Location
- Country: Canada
- Province: British Columbia
- District: Cassiar Land District

Physical characteristics
- Source: Big Raven Plateau
- • location: Tahltan Highland
- • coordinates: 57°37′08″N 130°39′09″W﻿ / ﻿57.61889°N 130.65250°W
- • elevation: 1,870 m (6,140 ft)
- Mouth: Mess Creek
- • coordinates: 57°41′53″N 130°57′35″W﻿ / ﻿57.69806°N 130.95972°W
- • elevation: 558 m (1,831 ft)
- Length: 25 km (16 mi)
- Basin size: 159 km^{2} (61 sq mi)
- • average: 4.32 m^{3}/s (153 cu ft/s)

Basin features
- • right: Sezill Creek
- Topo map: NTS 104G10 Mount Edziza

= Taweh Creek =

Taweh Creek is a tributary of Mess Creek, which in turn is a tributary of the Stikine River in northwest part of the province of British Columbia, Canada. It flows generally northwest for about 25 km to join Mess Creek about 15 km northwest of Mess Creek's confluence with Raspberry Creek. Taweh Creek's watershed covers 159 km2 and its mean annual discharge is estimated at 4.32 m3/s. The mouth of Taweh Creek is located about 25 km southeast of Telegraph Creek, about 60 km west-southwest of Iskut and about 100 km southwest of Dease Lake. Taweh Creek's watershed's land cover is classified as 41.3% barren, 21.1% shrubland, 20.7% conifer forest, 8.4% herbaceous, 8.1% snow/glacier, and small amounts of other cover.

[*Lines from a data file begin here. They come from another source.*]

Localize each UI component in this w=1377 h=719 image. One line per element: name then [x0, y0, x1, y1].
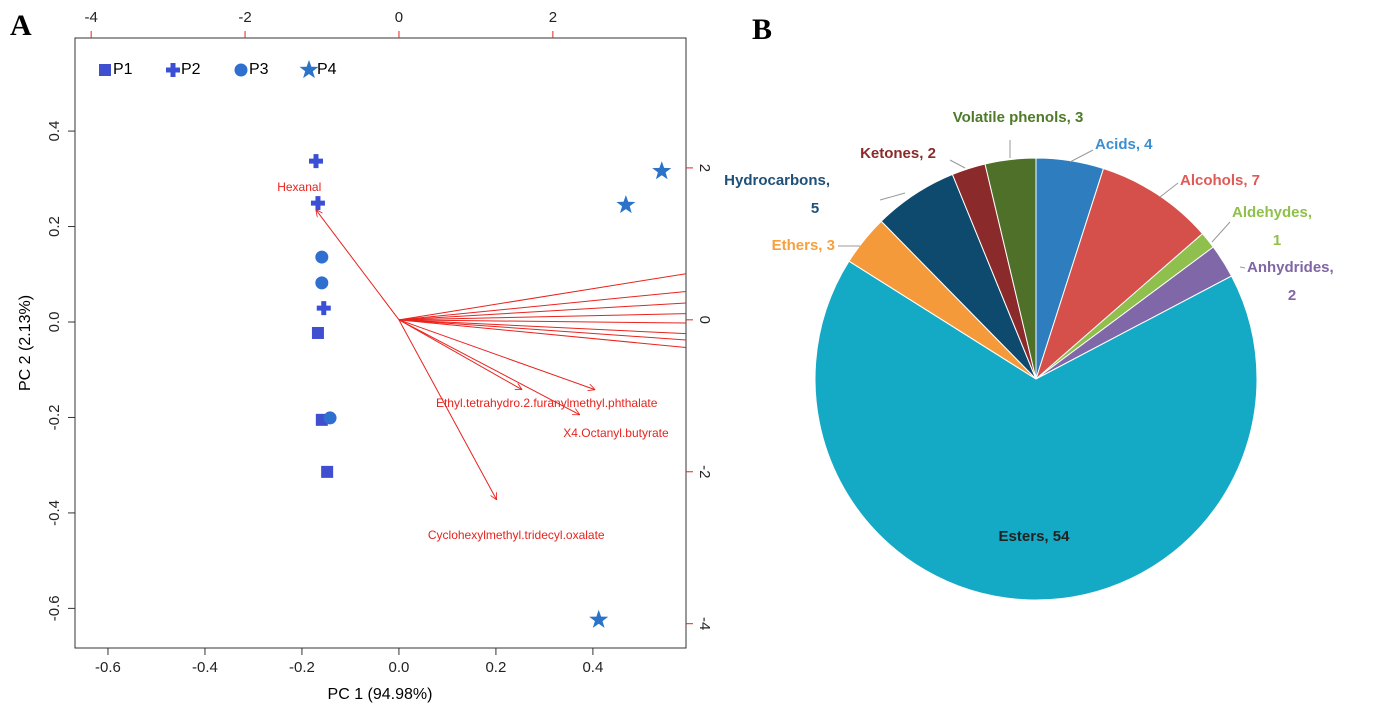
loading-label: X4.Octanyl.butyrate [563, 426, 669, 440]
x-tick-label: -0.2 [289, 659, 315, 676]
point [316, 301, 331, 316]
x-tick-label: 0.4 [582, 659, 603, 676]
legend-symbol [299, 60, 319, 79]
legend-symbol [234, 63, 248, 77]
x-tick-label: 0.2 [485, 659, 506, 676]
x-tick-label: 0.0 [388, 659, 409, 676]
plot-frame [74, 37, 687, 649]
loading-arrow [398, 319, 522, 390]
pie-slice [984, 157, 1037, 380]
loading-arrow [398, 319, 686, 335]
loading-arrow [398, 290, 686, 321]
point [616, 195, 636, 214]
leader-line [879, 192, 906, 201]
x-tick-label: -0.4 [192, 659, 218, 676]
leader-line [1159, 182, 1179, 198]
y-tick-label: 0.4 [46, 121, 63, 142]
slice-label: Ethers, 3 [772, 237, 835, 254]
slice-label: Alcohols, 7 [1180, 172, 1260, 189]
legend-symbol [99, 64, 111, 76]
y-tick-label: -0.4 [46, 500, 63, 526]
y-tick-label: -0.6 [46, 595, 63, 621]
loading-arrow [398, 313, 686, 321]
y2-tick-label: -4 [696, 617, 713, 630]
legend-symbol [166, 63, 180, 77]
x2-tick-label: 0 [395, 9, 403, 26]
loading-arrow [316, 210, 400, 321]
leader-line [1239, 266, 1246, 269]
point [323, 411, 337, 425]
point [315, 250, 329, 264]
y-tick-label: -0.2 [46, 405, 63, 431]
loading-arrow [398, 273, 686, 321]
y-axis-label: PC 2 (2.13%) [17, 295, 34, 391]
point [315, 276, 329, 290]
point [310, 196, 325, 211]
x2-tick-label: -4 [84, 9, 97, 26]
plot-area: Hexanal Cyclohexylmethyl.tridecyl.oxalate… [277, 154, 686, 628]
y-tick-label: 0.2 [46, 216, 63, 237]
point [589, 609, 609, 628]
slice-label: Esters, 54 [999, 528, 1071, 545]
legend-label: P2 [181, 61, 201, 78]
loading-arrow [398, 319, 686, 324]
x-tick-label: -0.6 [95, 659, 121, 676]
loading-label: Ethyl.tetrahydro.2.furanylmethyl.phthala… [436, 396, 658, 410]
slice-label: 2 [1288, 287, 1296, 304]
x-axis-label: PC 1 (94.98%) [328, 686, 433, 703]
loading-arrow [398, 319, 595, 390]
slice-label: Anhydrides, [1247, 259, 1334, 276]
leader-line [1069, 149, 1094, 163]
slice-label: Acids, 4 [1095, 136, 1153, 153]
x2-tick-label: 2 [549, 9, 557, 26]
panel-label: B [752, 13, 772, 46]
pie-slice [1034, 167, 1204, 381]
slice-label: Volatile phenols, 3 [953, 109, 1084, 126]
point [321, 465, 334, 478]
slice-label: Aldehydes, [1232, 204, 1312, 221]
loading-arrow [398, 319, 686, 349]
point [652, 161, 672, 180]
y2-tick-label: -2 [696, 465, 713, 478]
point [311, 326, 324, 339]
loading-arrow [398, 319, 497, 500]
x2-tick-label: -2 [238, 9, 251, 26]
legend-label: P4 [317, 61, 337, 78]
slice-label: Hydrocarbons, [724, 172, 830, 189]
leader-line [949, 159, 966, 169]
pie-slice [814, 260, 1258, 601]
y2-tick-label: 0 [696, 316, 713, 324]
loading-arrow [398, 302, 686, 321]
point [309, 154, 324, 169]
y-tick-label: 0.0 [46, 312, 63, 333]
slice-label: Ketones, 2 [860, 145, 936, 162]
y2-tick-label: 2 [696, 164, 713, 172]
loading-arrow [398, 319, 580, 416]
slice-label: 5 [811, 200, 819, 217]
legend-label: P1 [113, 61, 133, 78]
leader-line [1211, 221, 1231, 243]
loading-label: Cyclohexylmethyl.tridecyl.oxalate [428, 528, 605, 542]
loading-label: Hexanal [277, 180, 321, 194]
panel-label: A [10, 9, 32, 42]
slice-label: 1 [1273, 232, 1281, 249]
loading-arrow [398, 319, 686, 341]
legend-label: P3 [249, 61, 269, 78]
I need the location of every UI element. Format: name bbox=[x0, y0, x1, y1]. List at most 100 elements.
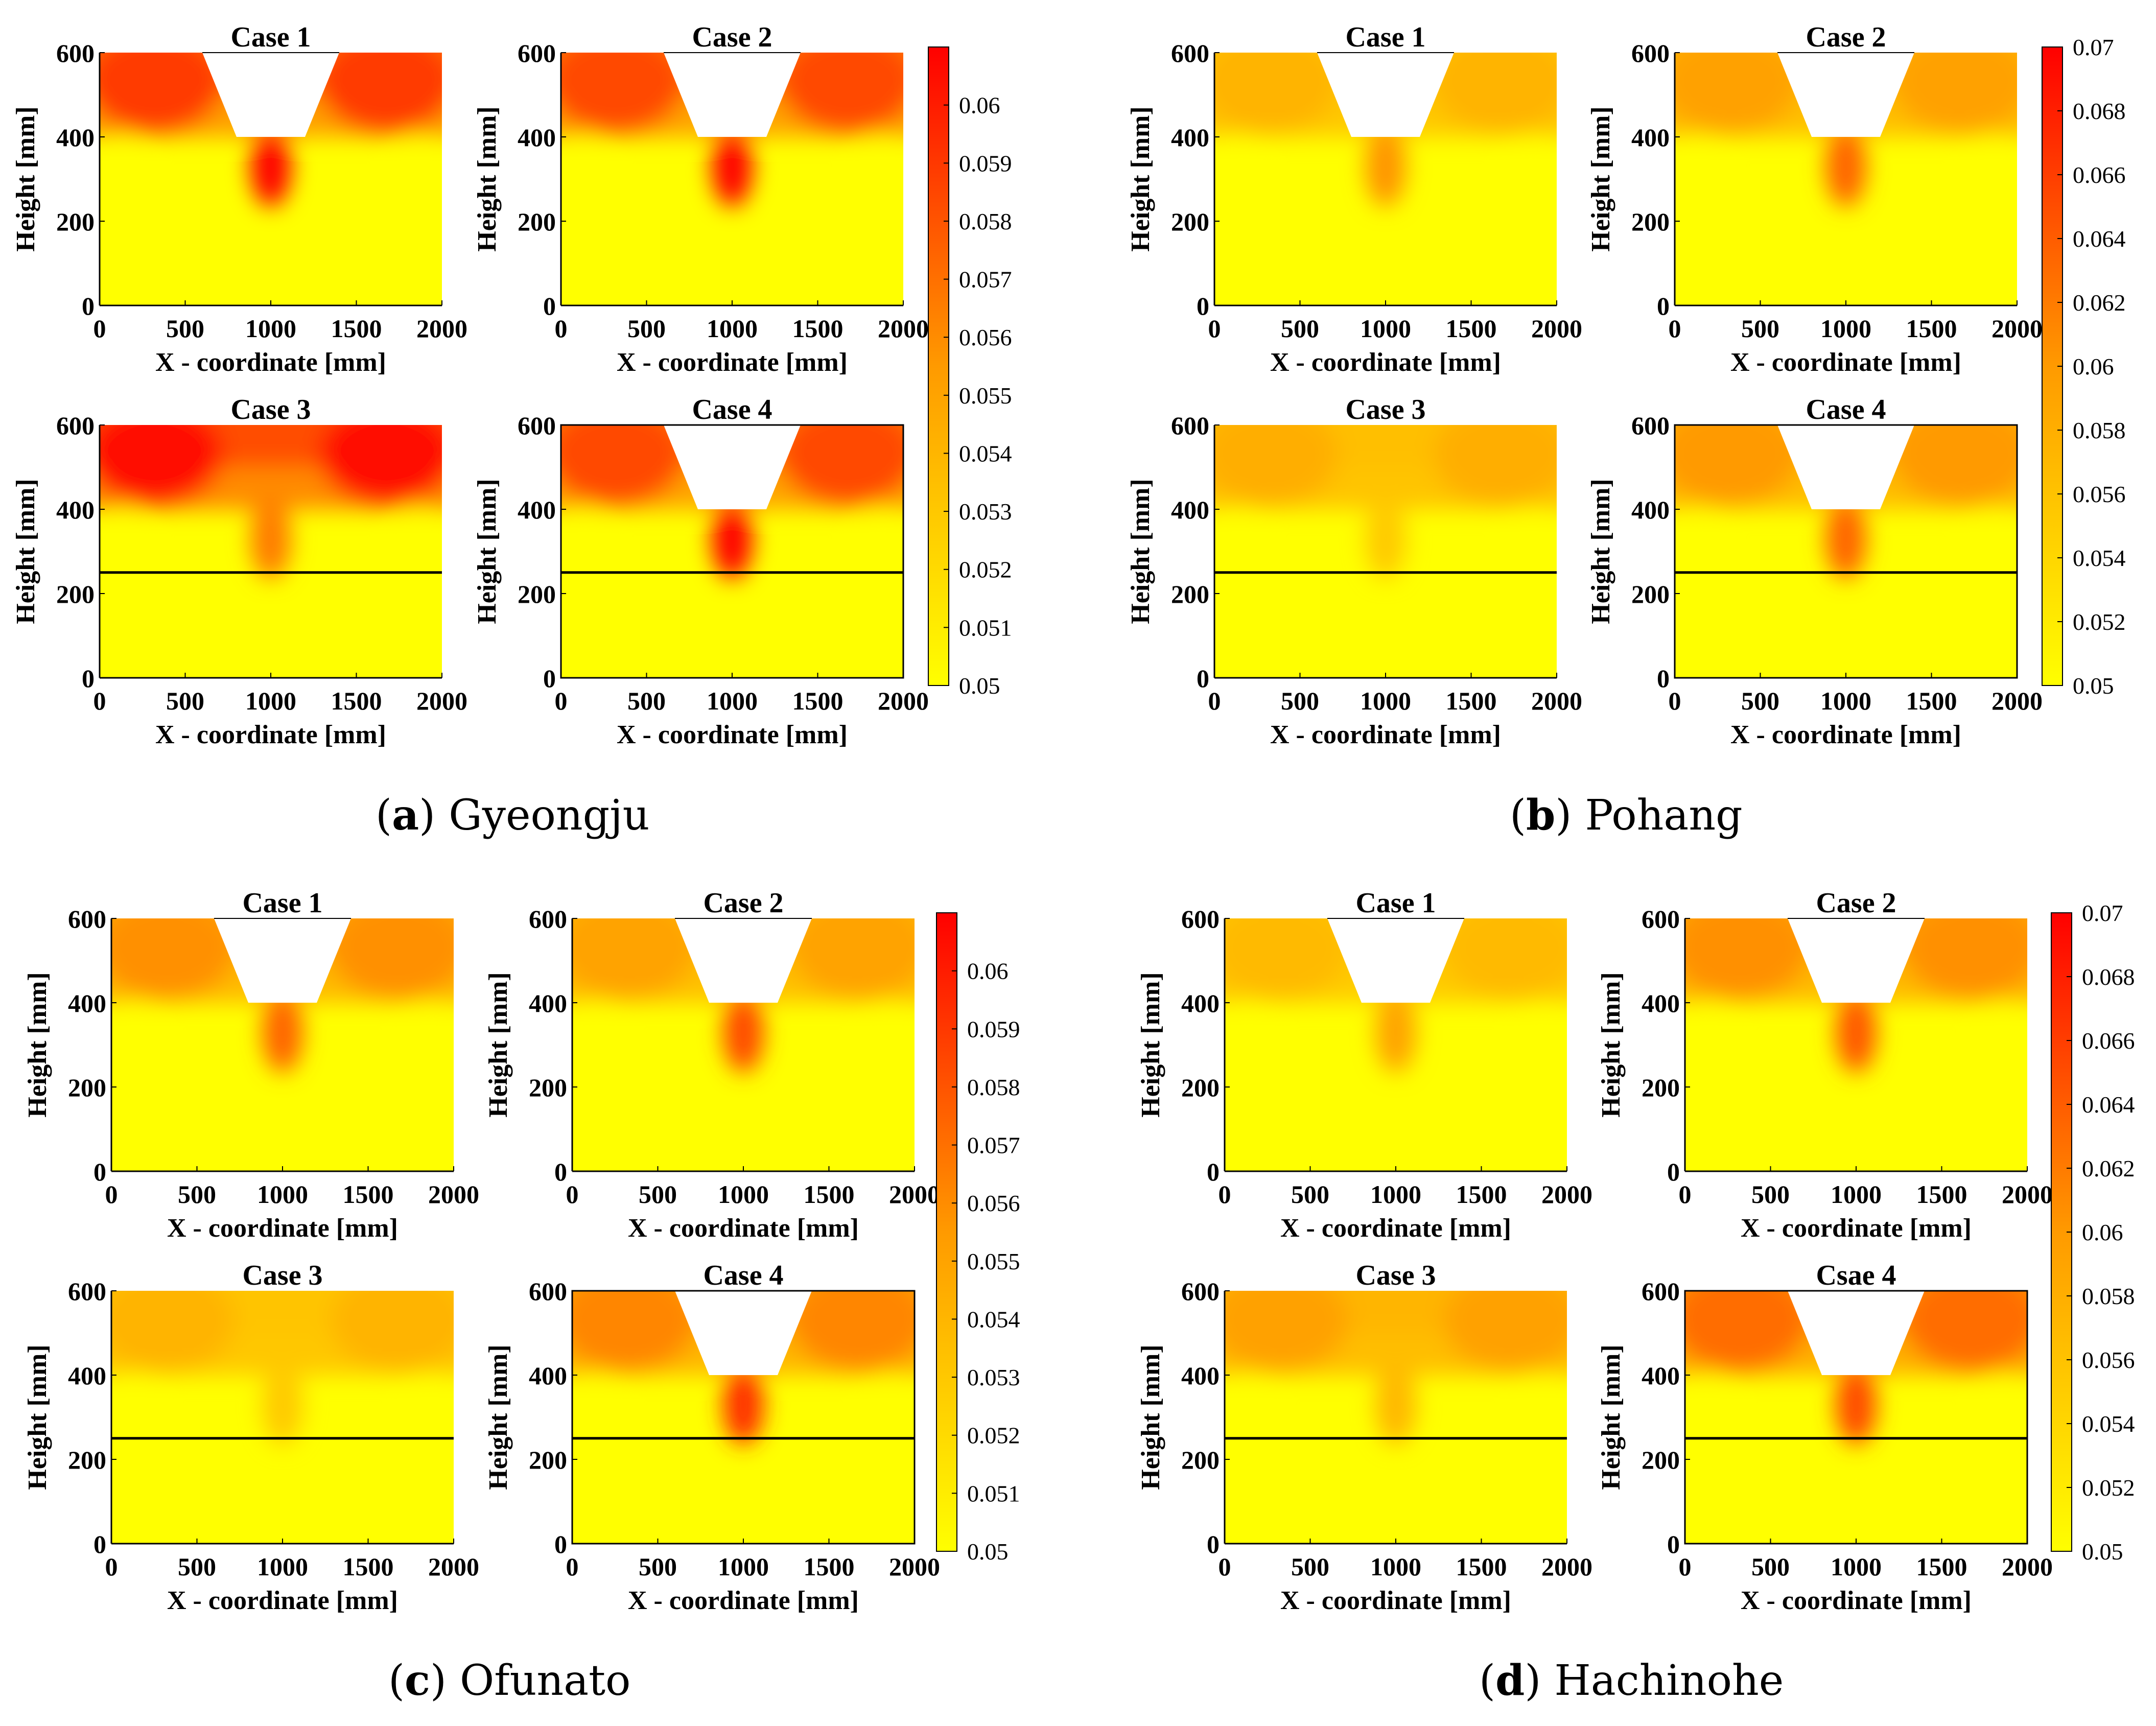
y-tick-label: 200 bbox=[518, 207, 556, 236]
x-tick-label: 500 bbox=[1741, 314, 1779, 343]
x-axis-label: X - coordinate [mm] bbox=[1741, 1214, 1972, 1243]
x-tick-label: 500 bbox=[1751, 1552, 1790, 1581]
contour-field bbox=[100, 425, 442, 678]
wedge-left bbox=[1688, 1371, 1734, 1463]
y-tick-label: 400 bbox=[1631, 123, 1670, 152]
colorbar-tick-label: 0.054 bbox=[2073, 545, 2126, 571]
subtitle-a-name: Gyeongju bbox=[449, 791, 650, 840]
lobe-left bbox=[1225, 918, 1348, 999]
lobe-right bbox=[1893, 53, 2017, 133]
wedge-right bbox=[865, 999, 912, 1091]
colorbar-tick-label: 0.05 bbox=[959, 673, 1000, 699]
wedge-left bbox=[1217, 133, 1263, 225]
lobe-left bbox=[572, 1291, 696, 1371]
panel-d-4: Csae 4 0 200 400 600 0 500 1000 1500 2000 X - coor… bbox=[1597, 1260, 2053, 1615]
wedge-left bbox=[1227, 1371, 1274, 1463]
trapezoid-cutout bbox=[214, 918, 351, 1003]
y-tick-label: 600 bbox=[68, 1277, 106, 1306]
colorbar-tick-label: 0.052 bbox=[967, 1423, 1020, 1449]
x-tick-label: 1500 bbox=[792, 314, 843, 343]
panel-b-4: Case 4 0 200 400 600 0 500 1000 1500 2000 X - coor… bbox=[1586, 394, 2043, 749]
lobe-right bbox=[330, 918, 454, 999]
wedge-left bbox=[114, 999, 160, 1091]
colorbar-tick-label: 0.055 bbox=[959, 383, 1012, 409]
y-tick-label: 0 bbox=[1197, 292, 1209, 320]
y-tick-label: 600 bbox=[56, 411, 95, 440]
wedge-left bbox=[564, 133, 610, 225]
panel-title: Case 1 bbox=[1355, 887, 1436, 919]
y-tick-label: 200 bbox=[56, 580, 95, 608]
colorbar-a: 0.05 0.051 0.052 0.053 0.054 0.055 0.056 0.057 0… bbox=[928, 46, 1012, 699]
subtitle-b: (b) Pohang bbox=[1510, 791, 1743, 840]
y-tick-label: 200 bbox=[56, 207, 95, 236]
y-tick-label: 400 bbox=[1642, 989, 1680, 1018]
y-axis-label: Height [mm] bbox=[1586, 479, 1615, 624]
y-tick-label: 200 bbox=[1181, 1073, 1220, 1102]
panel-d-3: Case 3 0 200 400 600 0 500 1000 1500 2000 X - coor… bbox=[1136, 1260, 1592, 1615]
x-axis-label: X - coordinate [mm] bbox=[167, 1586, 398, 1615]
wedge-right bbox=[1968, 133, 2014, 225]
lobe-left bbox=[561, 53, 685, 133]
lobe-right bbox=[1433, 425, 1557, 505]
y-tick-label: 600 bbox=[518, 411, 556, 440]
x-tick-label: 2000 bbox=[878, 314, 929, 343]
colorbar-tick-label: 0.066 bbox=[2082, 1028, 2135, 1054]
panel-b-3: Case 3 0 200 400 600 0 500 1000 1500 2000 X - coor… bbox=[1126, 394, 1582, 749]
wedge-right bbox=[1508, 133, 1554, 225]
wedge-right bbox=[1968, 505, 2014, 598]
panel-title: Case 2 bbox=[703, 887, 783, 919]
wedge-right bbox=[1518, 999, 1564, 1091]
x-axis-label: X - coordinate [mm] bbox=[628, 1586, 859, 1615]
lobe-right bbox=[1893, 425, 2017, 505]
x-tick-label: 1000 bbox=[1820, 687, 1871, 715]
x-tick-label: 0 bbox=[93, 687, 106, 715]
colorbar-tick-label: 0.062 bbox=[2073, 290, 2126, 316]
subtitle-c: (c) Ofunato bbox=[388, 1656, 631, 1705]
panel-title: Case 2 bbox=[1816, 887, 1896, 919]
subtitle-d-letter: d bbox=[1495, 1656, 1525, 1705]
colorbar-tick-label: 0.062 bbox=[2082, 1155, 2135, 1181]
y-tick-label: 200 bbox=[1631, 580, 1670, 608]
y-tick-label: 200 bbox=[1181, 1446, 1220, 1474]
x-tick-label: 0 bbox=[566, 1552, 579, 1581]
x-tick-label: 1000 bbox=[245, 687, 296, 715]
panel-title: Case 1 bbox=[242, 887, 322, 919]
x-tick-label: 500 bbox=[178, 1180, 216, 1209]
x-axis-label: X - coordinate [mm] bbox=[1270, 348, 1501, 377]
y-axis-label: Height [mm] bbox=[473, 479, 502, 624]
x-tick-label: 2000 bbox=[428, 1552, 479, 1581]
colorbar-ramp bbox=[928, 46, 949, 686]
x-axis-label: X - coordinate [mm] bbox=[1730, 720, 1961, 749]
subtitle-c-name: Ofunato bbox=[460, 1657, 631, 1705]
wedge-left bbox=[1227, 999, 1274, 1091]
y-axis-label: Height [mm] bbox=[1126, 106, 1155, 251]
y-tick-label: 400 bbox=[1181, 989, 1220, 1018]
lobe-right bbox=[318, 53, 442, 133]
y-tick-label: 600 bbox=[1171, 39, 1209, 67]
wedge-right bbox=[405, 1371, 451, 1463]
panel-title: Case 4 bbox=[703, 1260, 783, 1291]
subtitle-b-name: Pohang bbox=[1585, 791, 1743, 840]
plume-center bbox=[1375, 991, 1417, 1073]
y-tick-label: 400 bbox=[529, 989, 567, 1018]
colorbar-ramp bbox=[936, 912, 957, 1552]
colorbar-tick-label: 0.056 bbox=[959, 324, 1012, 350]
y-tick-label: 400 bbox=[1181, 1361, 1220, 1390]
plume-center bbox=[262, 991, 303, 1073]
y-axis-label: Height [mm] bbox=[1586, 106, 1615, 251]
trapezoid-cutout bbox=[664, 53, 801, 137]
wedge-right bbox=[854, 505, 901, 598]
x-tick-label: 2000 bbox=[1531, 314, 1582, 343]
y-tick-label: 200 bbox=[518, 580, 556, 608]
colorbar-tick-label: 0.059 bbox=[959, 150, 1012, 176]
lobe-left bbox=[111, 918, 235, 999]
x-tick-label: 2000 bbox=[416, 314, 467, 343]
x-tick-label: 1500 bbox=[804, 1552, 855, 1581]
panel-a-3: Case 3 0 200 400 600 0 500 1000 1500 2000 X - coor… bbox=[11, 394, 467, 749]
colorbar-tick-label: 0.07 bbox=[2073, 34, 2114, 60]
y-tick-label: 0 bbox=[543, 292, 556, 320]
x-tick-label: 1000 bbox=[257, 1552, 308, 1581]
colorbar-tick-label: 0.053 bbox=[967, 1364, 1020, 1390]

Taweh Creek is in Mount Edziza Provincial Park which lies within the traditional territory of the Tahltan people.

==Geography==
Taweh Creek originates on the southern end of the Big Raven Plateau. From its source just south of Mount Edziza between Coffee Crater and Cartoona Peak, Taweh Creek flows about 2 km southwest to the northern base of Keda Cone. It then flows about 3 km west to near the southwestern end of the Big Raven Plateau. From there, Taweh Creek flows about 6 km northwest to Hola Bluff where it flows north-northwest through a valley on the eastern edge of the Big Raven Plateau for an additional 8 km. Taweh Creek then flows about 6 km west through a gorge to empty into Mess Creek.

Taweh Creek's only named tributary, Sezill Creek, is about 6 km east of Taweh Creek's confluence with Mess Creek. It is about 11 km long and flows northwest into Taweh Creek from the western side of Mount Edziza.

==Geology==
Taweh Creek flows from a linear group of volcanoes called the Mount Edziza volcanic complex. As a result, Taweh Creek has been engulfed by tongues of lava from the neighbouring Snowshoe Lava Field. Most of this lava issued from cinder cones but one of the youngest lava flows to enter Taweh Creek originated from a fissure vent known as The Saucer. While the majority of this lava converged into the head of Taweh Creek, some of it formerly extended more than 15 km downstream to near Mess Creek. An erosional remnant of this lava forms the lip of an 18 m waterfall at an elevation of 730 m. The Taweh Creek lava flows are of Holocene age and form part of the Big Raven Formation.

==History==
The historic Yukon Telegraph Trail crosses Taweh Creek in Mess Creek valley. It was built to serve the nearly 3000 km Yukon Telegraph Line which was constructed by the Dominion Government Telegraph Service between 1897 and 1901 to send messages from Ashcroft, British Columbia in the south to Dawson City, Yukon in the north. The telegraph trail crosses other tributaries along the eastern side of Mess Creek, including Crayke Creek about 4 km north of Taweh Creek.

Taweh Creek was formerly called Big Sheep Creek which appeared on a BC Lands map published in 1929. Its current name was suggested by the BC Geographic Division to avoid confusion with other similarly-named features; it first appeared on maps in 1945. Taweh means mountain sheep in the Tagish language.